Bürgermeister Obert erinnerte an die Friedhofsschändung vor knapp zwei Jahren. "Jetzt wollen wir dem Friedhof die Würde zurückgeben", sagte er. Permanentes Erinnern sei wichtig, um zu verhindern, dass sich die Gräueltaten des Nationalsozialismus wiederholen. Gleichzeitig gelte es, das Erbe der jüdischen Mitbürger zu erhalten.

Vor wachsendem Antisemitismus warnte Wolfgang Fuhl, Vorsitzender des Oberrats der israelitischen Religionsgemeinschaft Baden. Seit 1997 habe es in Baden-Württemberg über 50 Schändungen jüdische Friedhöfe gegeben. "64 Jahre nach dem Ende des Zweiten Weltkriegs und der industriellen Ermordung von 6 Millionen Juden, müssen wir heute fassungslos mitansehen, wie die UNO einem Holocaustleugner eine Bühne bietet, seine rassistischen Hasstriaden gegen Israel zu präsentieren", nahm Fuhl Bezug auf den Auftritt des iranischen Präsidenten bei der UN-Konferenz gegen Rassismus in Genf. "Freiheit ist nicht nur ein Geschenk, sondern auch eine Pflicht. Denn der freie Wille führt auch zur vollen Verantwortung des Menschen für seine Taten und seine Untaten", mahnte Fuhl. Wichtig sei es, die Nachgeborenen zu erinnern, welche Ungeheuerlichkeiten möglich sind, und stets wachsam zu sein, um den Anfängen von Diskriminierung, Unterdrückung und Terrorismus zu wehren.

Landesrabbiner Benjamin Soussan nahm Bezug auf den Holocaust-Gedenktag, der am 22. April oder dem 28. Tag des jüdischen Monats Nisan in Israel als Nationalfeiertag begangen wird.

Das Datum für die Feier in Ihringen habe man ganz bewusst gewählt. Soussan dankte Obert für seine Bemühungen zur Restaurierung der zerstörten Grabsteine. Für die Dummheit der jugendlichen Friedhofschänder müssten nun alle bezahlen. Nach dem Gebet des Rabbiners sprach der Kantor der jüdischen Gemeinde Freiburg, Joseph Hayoun, den Kaddisch und sang das Gedenken an die Toten der Schoa. Anschließend waren Gäste und Ihringer Bürger zum Rundgang auf dem jüdische Friedhof eingeladen.

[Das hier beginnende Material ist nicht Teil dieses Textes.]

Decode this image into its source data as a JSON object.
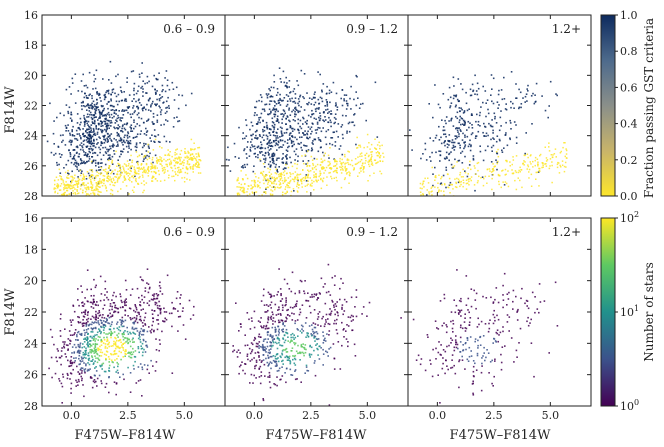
{
  "chart_data": {
    "type": "heatmap",
    "shared_x": {
      "label": "F475W–F814W",
      "ticks": [
        "0.0",
        "2.5",
        "5.0"
      ],
      "tick_values": [
        0,
        2.5,
        5
      ],
      "range": [
        -1.3,
        6.8
      ]
    },
    "shared_y": {
      "label": "F814W",
      "ticks": [
        "16",
        "18",
        "20",
        "22",
        "24",
        "26",
        "28"
      ],
      "tick_values": [
        16,
        18,
        20,
        22,
        24,
        26,
        28
      ],
      "range": [
        28,
        16
      ],
      "inverted": true
    },
    "rows": [
      {
        "name": "fraction",
        "colorbar": {
          "label": "Fraction passing GST criteria",
          "ticks": [
            "0.0",
            "0.2",
            "0.4",
            "0.6",
            "0.8",
            "1.0"
          ],
          "tick_values": [
            0,
            0.2,
            0.4,
            0.6,
            0.8,
            1.0
          ],
          "scale": "linear",
          "colors": [
            "#fde62b",
            "#c8b46a",
            "#8a8f8a",
            "#4d6a8c",
            "#0d2a5e"
          ]
        },
        "panels": [
          {
            "label": "0.6 – 0.9",
            "density": 1.0
          },
          {
            "label": "0.9 – 1.2",
            "density": 0.75
          },
          {
            "label": "1.2+",
            "density": 0.4
          }
        ]
      },
      {
        "name": "counts",
        "colorbar": {
          "label": "Number of stars",
          "ticks": [
            "10",
            "10",
            "10"
          ],
          "tick_exponents": [
            "0",
            "1",
            "2"
          ],
          "tick_values": [
            1,
            10,
            100
          ],
          "scale": "log",
          "colors": [
            "#440154",
            "#3b528b",
            "#21918c",
            "#5ec962",
            "#fde725"
          ]
        },
        "panels": [
          {
            "label": "0.6 – 0.9",
            "density": 1.0
          },
          {
            "label": "0.9 – 1.2",
            "density": 0.7
          },
          {
            "label": "1.2+",
            "density": 0.3
          }
        ]
      }
    ]
  }
}
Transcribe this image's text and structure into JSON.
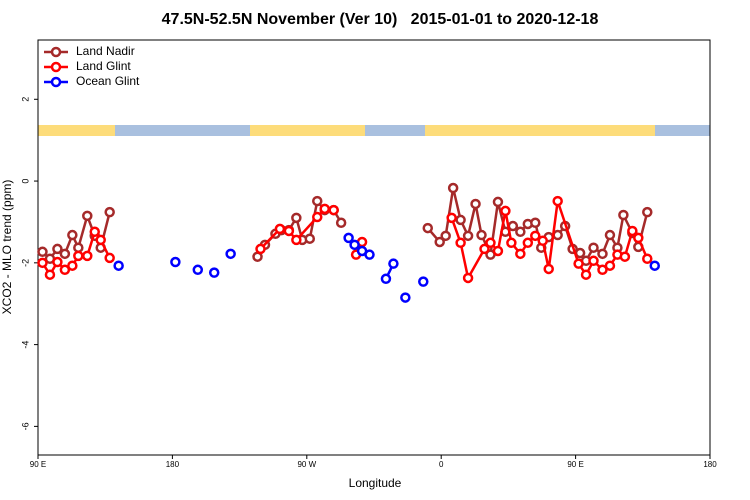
{
  "chart_data": {
    "type": "line",
    "title": "47.5N-52.5N November (Ver 10)   2015-01-01 to 2020-12-18",
    "x_label": "Longitude",
    "y_label": "XCO2 - MLO trend (ppm)",
    "xlim": [
      90,
      540
    ],
    "xticks": [
      {
        "value": 90,
        "label": "90 E"
      },
      {
        "value": 180,
        "label": "180"
      },
      {
        "value": 270,
        "label": "90 W"
      },
      {
        "value": 360,
        "label": "0"
      },
      {
        "value": 450,
        "label": "90 E"
      },
      {
        "value": 540,
        "label": "180"
      }
    ],
    "ylim": [
      -6.7,
      3.45
    ],
    "yticks": [
      -6,
      -4,
      -2,
      0,
      2
    ],
    "legend": "top-left",
    "series": [
      {
        "name": "Land Nadir",
        "color": "#a52a2a",
        "x": [
          93,
          98,
          103,
          108,
          113,
          117,
          123,
          128,
          132,
          138,
          null,
          237,
          242,
          249,
          253,
          258,
          263,
          267,
          272,
          277,
          282,
          288,
          293,
          null,
          351,
          359,
          363,
          368,
          373,
          378,
          383,
          387,
          393,
          398,
          403,
          408,
          413,
          418,
          423,
          427,
          432,
          438,
          443,
          448,
          453,
          457,
          462,
          468,
          473,
          478,
          482,
          488,
          492,
          498
        ],
        "values": [
          -1.73,
          -1.9,
          -1.66,
          -1.78,
          -1.32,
          -1.63,
          -0.85,
          -1.34,
          -1.63,
          -0.76,
          null,
          -1.85,
          -1.56,
          -1.29,
          -1.2,
          -1.2,
          -0.9,
          -1.44,
          -1.41,
          -0.49,
          -0.71,
          -0.71,
          -1.02,
          null,
          -1.15,
          -1.49,
          -1.34,
          -0.17,
          -0.95,
          -1.34,
          -0.56,
          -1.32,
          -1.8,
          -0.51,
          -1.24,
          -1.1,
          -1.24,
          -1.05,
          -1.02,
          -1.63,
          -1.37,
          -1.32,
          -1.1,
          -1.66,
          -1.76,
          -1.95,
          -1.63,
          -1.78,
          -1.32,
          -1.63,
          -0.83,
          -1.27,
          -1.61,
          -0.76
        ]
      },
      {
        "name": "Land Glint",
        "color": "#ff0000",
        "x": [
          93,
          98,
          103,
          108,
          113,
          117,
          123,
          128,
          132,
          138,
          null,
          239,
          252,
          258,
          263,
          277,
          282,
          288,
          null,
          303,
          307,
          null,
          367,
          373,
          378,
          389,
          393,
          398,
          403,
          407,
          413,
          418,
          423,
          428,
          432,
          438,
          452,
          457,
          462,
          468,
          473,
          478,
          483,
          488,
          492,
          498
        ],
        "values": [
          -2.0,
          -2.29,
          -1.98,
          -2.17,
          -2.07,
          -1.83,
          -1.83,
          -1.24,
          -1.44,
          -1.88,
          null,
          -1.66,
          -1.17,
          -1.22,
          -1.44,
          -0.88,
          -0.68,
          -0.71,
          null,
          -1.8,
          -1.49,
          null,
          -0.9,
          -1.51,
          -2.37,
          -1.66,
          -1.51,
          -1.71,
          -0.73,
          -1.51,
          -1.78,
          -1.51,
          -1.34,
          -1.46,
          -2.15,
          -0.49,
          -2.02,
          -2.29,
          -1.95,
          -2.17,
          -2.07,
          -1.8,
          -1.85,
          -1.22,
          -1.39,
          -1.9
        ]
      },
      {
        "name": "Ocean Glint",
        "color": "#0000ff",
        "x": [
          144,
          null,
          182,
          null,
          197,
          null,
          208,
          null,
          219,
          null,
          298,
          302,
          307,
          312,
          null,
          323,
          328,
          null,
          336,
          null,
          348,
          null,
          503
        ],
        "values": [
          -2.07,
          null,
          -1.98,
          null,
          -2.17,
          null,
          -2.24,
          null,
          -1.78,
          null,
          -1.39,
          -1.56,
          -1.71,
          -1.8,
          null,
          -2.39,
          -2.02,
          null,
          -2.85,
          null,
          -2.46,
          null,
          -2.07
        ]
      }
    ]
  }
}
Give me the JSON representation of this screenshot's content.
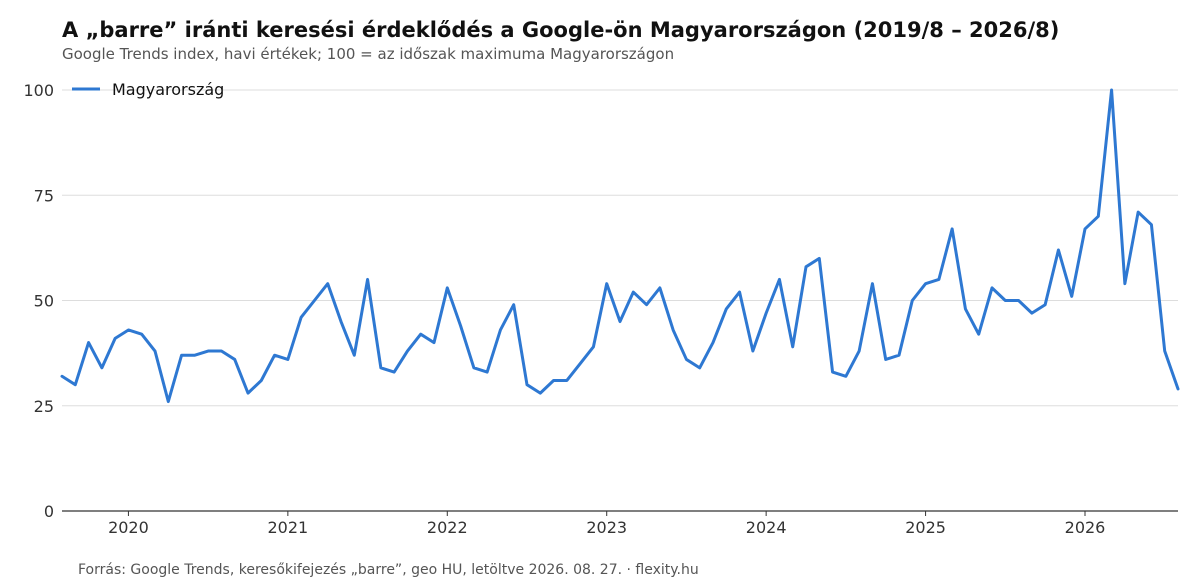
{
  "title": "A „barre” iránti keresési érdeklődés a Google-ön Magyarországon (2019/8 – 2026/8)",
  "subtitle": "Google Trends index, havi értékek; 100 = az időszak maximuma Magyarországon",
  "source": "Forrás: Google Trends, keresőkifejezés „barre”, geo HU, letöltve 2026. 08. 27. · flexity.hu",
  "colors": {
    "series": "#2e78d2",
    "grid": "#dddddd",
    "axis": "#333333"
  },
  "chart_data": {
    "type": "line",
    "xlabel": "",
    "ylabel": "",
    "ylim": [
      0,
      100
    ],
    "yticks": [
      0,
      25,
      50,
      75,
      100
    ],
    "xticks": [
      "2020",
      "2021",
      "2022",
      "2023",
      "2024",
      "2025",
      "2026"
    ],
    "xrange": [
      "2019-08",
      "2026-08"
    ],
    "grid": "horizontal",
    "legend": "top-left",
    "x": [
      "2019-08",
      "2019-09",
      "2019-10",
      "2019-11",
      "2019-12",
      "2020-01",
      "2020-02",
      "2020-03",
      "2020-04",
      "2020-05",
      "2020-06",
      "2020-07",
      "2020-08",
      "2020-09",
      "2020-10",
      "2020-11",
      "2020-12",
      "2021-01",
      "2021-02",
      "2021-03",
      "2021-04",
      "2021-05",
      "2021-06",
      "2021-07",
      "2021-08",
      "2021-09",
      "2021-10",
      "2021-11",
      "2021-12",
      "2022-01",
      "2022-02",
      "2022-03",
      "2022-04",
      "2022-05",
      "2022-06",
      "2022-07",
      "2022-08",
      "2022-09",
      "2022-10",
      "2022-11",
      "2022-12",
      "2023-01",
      "2023-02",
      "2023-03",
      "2023-04",
      "2023-05",
      "2023-06",
      "2023-07",
      "2023-08",
      "2023-09",
      "2023-10",
      "2023-11",
      "2023-12",
      "2024-01",
      "2024-02",
      "2024-03",
      "2024-04",
      "2024-05",
      "2024-06",
      "2024-07",
      "2024-08",
      "2024-09",
      "2024-10",
      "2024-11",
      "2024-12",
      "2025-01",
      "2025-02",
      "2025-03",
      "2025-04",
      "2025-05",
      "2025-06",
      "2025-07",
      "2025-08",
      "2025-09",
      "2025-10",
      "2025-11",
      "2025-12",
      "2026-01",
      "2026-02",
      "2026-03",
      "2026-04",
      "2026-05",
      "2026-06",
      "2026-07",
      "2026-08"
    ],
    "series": [
      {
        "name": "Magyarország",
        "values": [
          32,
          30,
          40,
          34,
          41,
          43,
          42,
          38,
          26,
          37,
          37,
          38,
          38,
          36,
          28,
          31,
          37,
          36,
          46,
          50,
          54,
          45,
          37,
          55,
          34,
          33,
          38,
          42,
          40,
          53,
          44,
          34,
          33,
          43,
          49,
          30,
          28,
          31,
          31,
          35,
          39,
          54,
          45,
          52,
          49,
          53,
          43,
          36,
          34,
          40,
          48,
          52,
          38,
          47,
          55,
          39,
          58,
          60,
          33,
          32,
          38,
          54,
          36,
          37,
          50,
          54,
          55,
          67,
          48,
          42,
          53,
          50,
          50,
          47,
          49,
          62,
          51,
          67,
          70,
          100,
          54,
          71,
          68,
          38,
          29
        ]
      }
    ]
  }
}
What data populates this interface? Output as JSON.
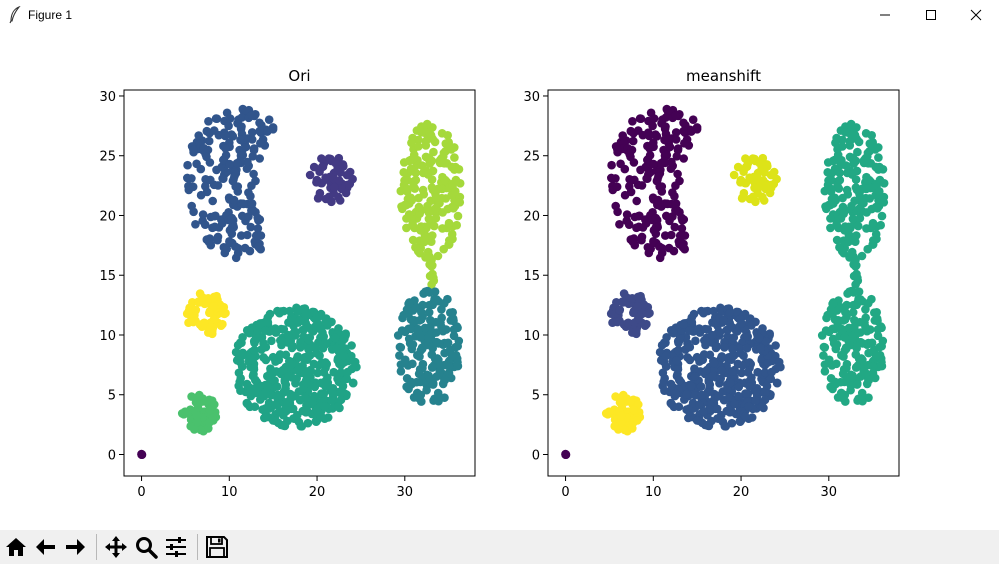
{
  "window": {
    "title": "Figure 1",
    "controls": [
      "minimize-icon",
      "maximize-icon",
      "close-icon"
    ]
  },
  "toolbar": {
    "buttons": [
      {
        "name": "home-button",
        "icon": "home-icon"
      },
      {
        "name": "back-button",
        "icon": "arrow-left-icon"
      },
      {
        "name": "forward-button",
        "icon": "arrow-right-icon"
      },
      {
        "name": "pan-button",
        "icon": "move-icon"
      },
      {
        "name": "zoom-button",
        "icon": "magnifier-icon"
      },
      {
        "name": "configure-subplots-button",
        "icon": "sliders-icon"
      },
      {
        "name": "save-button",
        "icon": "floppy-disk-icon"
      }
    ]
  },
  "chart_data": [
    {
      "type": "scatter",
      "title": "Ori",
      "xlabel": "",
      "ylabel": "",
      "xlim": [
        -2,
        38
      ],
      "ylim": [
        -1.8,
        30.5
      ],
      "xticks": [
        0,
        10,
        20,
        30
      ],
      "yticks": [
        0,
        5,
        10,
        15,
        20,
        25,
        30
      ],
      "grid": false,
      "clusters": [
        {
          "shape": "point",
          "cx": 0,
          "cy": 0,
          "color": "#440154",
          "n": 3
        },
        {
          "shape": "crescent",
          "cx": 10.5,
          "cy": 22.5,
          "color": "#31558c",
          "n": 210
        },
        {
          "shape": "blob",
          "cx": 21.5,
          "cy": 23.0,
          "rx": 2.6,
          "ry": 2.0,
          "color": "#433a84",
          "n": 55
        },
        {
          "shape": "blob",
          "cx": 33.0,
          "cy": 22.0,
          "rx": 3.5,
          "ry": 5.8,
          "color": "#a5d93b",
          "n": 180
        },
        {
          "shape": "bridge",
          "x1": 32.7,
          "y1": 17.0,
          "x2": 33.2,
          "y2": 14.0,
          "color": "#a5d93b",
          "n": 12
        },
        {
          "shape": "blob",
          "cx": 32.8,
          "cy": 9.0,
          "rx": 3.8,
          "ry": 4.8,
          "color": "#26828e",
          "n": 170
        },
        {
          "shape": "blob",
          "cx": 7.3,
          "cy": 11.8,
          "rx": 2.3,
          "ry": 1.8,
          "color": "#fde725",
          "n": 60
        },
        {
          "shape": "blob",
          "cx": 17.5,
          "cy": 7.3,
          "rx": 7.0,
          "ry": 5.0,
          "color": "#20a386",
          "n": 430
        },
        {
          "shape": "blob",
          "cx": 6.6,
          "cy": 3.5,
          "rx": 2.0,
          "ry": 1.6,
          "color": "#4ac16d",
          "n": 60
        }
      ]
    },
    {
      "type": "scatter",
      "title": "meanshift",
      "xlabel": "",
      "ylabel": "",
      "xlim": [
        -2,
        38
      ],
      "ylim": [
        -1.8,
        30.5
      ],
      "xticks": [
        0,
        10,
        20,
        30
      ],
      "yticks": [
        0,
        5,
        10,
        15,
        20,
        25,
        30
      ],
      "grid": false,
      "clusters": [
        {
          "shape": "point",
          "cx": 0,
          "cy": 0,
          "color": "#440154",
          "n": 3
        },
        {
          "shape": "crescent",
          "cx": 10.5,
          "cy": 22.5,
          "color": "#440154",
          "n": 210
        },
        {
          "shape": "blob",
          "cx": 21.5,
          "cy": 23.0,
          "rx": 2.6,
          "ry": 2.0,
          "color": "#dde318",
          "n": 55
        },
        {
          "shape": "blob",
          "cx": 33.0,
          "cy": 22.0,
          "rx": 3.5,
          "ry": 5.8,
          "color": "#22a884",
          "n": 180
        },
        {
          "shape": "bridge",
          "x1": 32.7,
          "y1": 17.0,
          "x2": 33.2,
          "y2": 14.0,
          "color": "#22a884",
          "n": 12
        },
        {
          "shape": "blob",
          "cx": 32.8,
          "cy": 9.0,
          "rx": 3.8,
          "ry": 4.8,
          "color": "#22a884",
          "n": 170
        },
        {
          "shape": "blob",
          "cx": 7.3,
          "cy": 11.8,
          "rx": 2.3,
          "ry": 1.8,
          "color": "#3e4a89",
          "n": 60
        },
        {
          "shape": "blob",
          "cx": 17.5,
          "cy": 7.3,
          "rx": 7.0,
          "ry": 5.0,
          "color": "#31558c",
          "n": 430
        },
        {
          "shape": "blob",
          "cx": 6.6,
          "cy": 3.5,
          "rx": 2.0,
          "ry": 1.6,
          "color": "#fde725",
          "n": 60
        }
      ]
    }
  ]
}
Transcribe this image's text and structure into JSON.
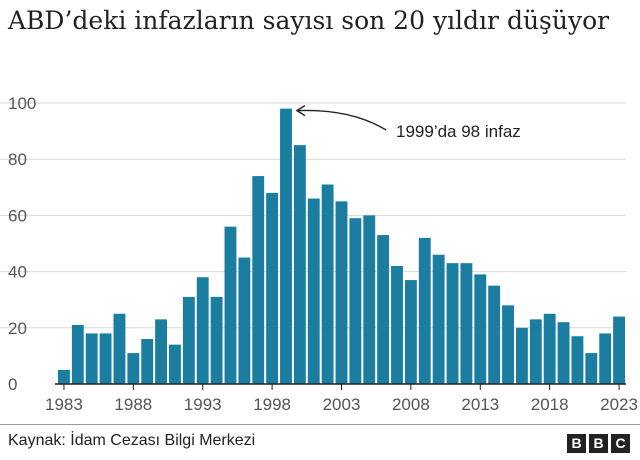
{
  "title": "ABD’deki infazların sayısı son 20 yıldır düşüyor",
  "source": "Kaynak: İdam Cezası Bilgi Merkezi",
  "logo": [
    "B",
    "B",
    "C"
  ],
  "colors": {
    "bar": "#1b7ea1",
    "grid": "#d9d9d9",
    "axis": "#222222",
    "text": "#222222"
  },
  "chart_data": {
    "type": "bar",
    "title": "ABD’deki infazların sayısı son 20 yıldır düşüyor",
    "xlabel": "",
    "ylabel": "",
    "x": [
      1983,
      1984,
      1985,
      1986,
      1987,
      1988,
      1989,
      1990,
      1991,
      1992,
      1993,
      1994,
      1995,
      1996,
      1997,
      1998,
      1999,
      2000,
      2001,
      2002,
      2003,
      2004,
      2005,
      2006,
      2007,
      2008,
      2009,
      2010,
      2011,
      2012,
      2013,
      2014,
      2015,
      2016,
      2017,
      2018,
      2019,
      2020,
      2021,
      2022,
      2023
    ],
    "values": [
      5,
      21,
      18,
      18,
      25,
      11,
      16,
      23,
      14,
      31,
      38,
      31,
      56,
      45,
      74,
      68,
      98,
      85,
      66,
      71,
      65,
      59,
      60,
      53,
      42,
      37,
      52,
      46,
      43,
      43,
      39,
      35,
      28,
      20,
      23,
      25,
      22,
      17,
      11,
      18,
      24
    ],
    "ylim": [
      0,
      100
    ],
    "y_ticks": [
      0,
      20,
      40,
      60,
      80,
      100
    ],
    "x_tick_labels": [
      "1983",
      "1988",
      "1993",
      "1998",
      "2003",
      "2008",
      "2013",
      "2018",
      "2023"
    ],
    "grid": true,
    "annotation": {
      "text": "1999’da 98 infaz",
      "x": 1999,
      "y": 98
    }
  }
}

Die Ihringer Alphornbläser umrahmten sowohl die Feierstunde am Friedhof wie auch anschließend die feierliche Enthüllung der Gedenktafel auf dem Ihringer Synagogenplatz. Die Initiative für die Tafel stammt von einer Gruppe von 19 Nicht-Ihringern, allen voran Gerhard Naser. Naser hatte nach der Friedhofsschändung die Idee Bürgermeister Obert vorgetragen. Die Gruppe spendete 2000 Euro für das Projekt, die Gemeinde beteiligte sich mit 2085 Euro. Die Spendergruppe wollte die Tafel ursprünglich an der Mauer des jüdischen Friedhofs anbringen. "Doch da war ich dagegen", erzählte Landesrabbiner Soussan. Schließlich müssten nicht die Toten, sondern die Lebenden gemahnt werden.

"Wir wollen den 6 Millionen ermordeten Juden teilweise einen Namen geben", betonte Bürgermeister Obert. "Wer die Namen der Ermordeten vergisst, tötet sie ein zweites Mal", sagte Wolfgang Fuhl. Nachdem Neuntklässler der Neunlindenschule die 57 Namen, die auf der Tafel stehen, vorgelesen hatten, dankte Kurt Judas, ein ehemaliger jüdischer Bürger von Ihringen, Bürgermeister Obert, der Gemeinde und vor allem Gerhard Göpfert, der die Ihringer Bürgergruppe "Erinnern und Begegnen" initiiert hat. Er hoffe, dass dies ein Erinnerungsplatz für eine Zukunft in Toleranz und Frieden werde, sagte Judas.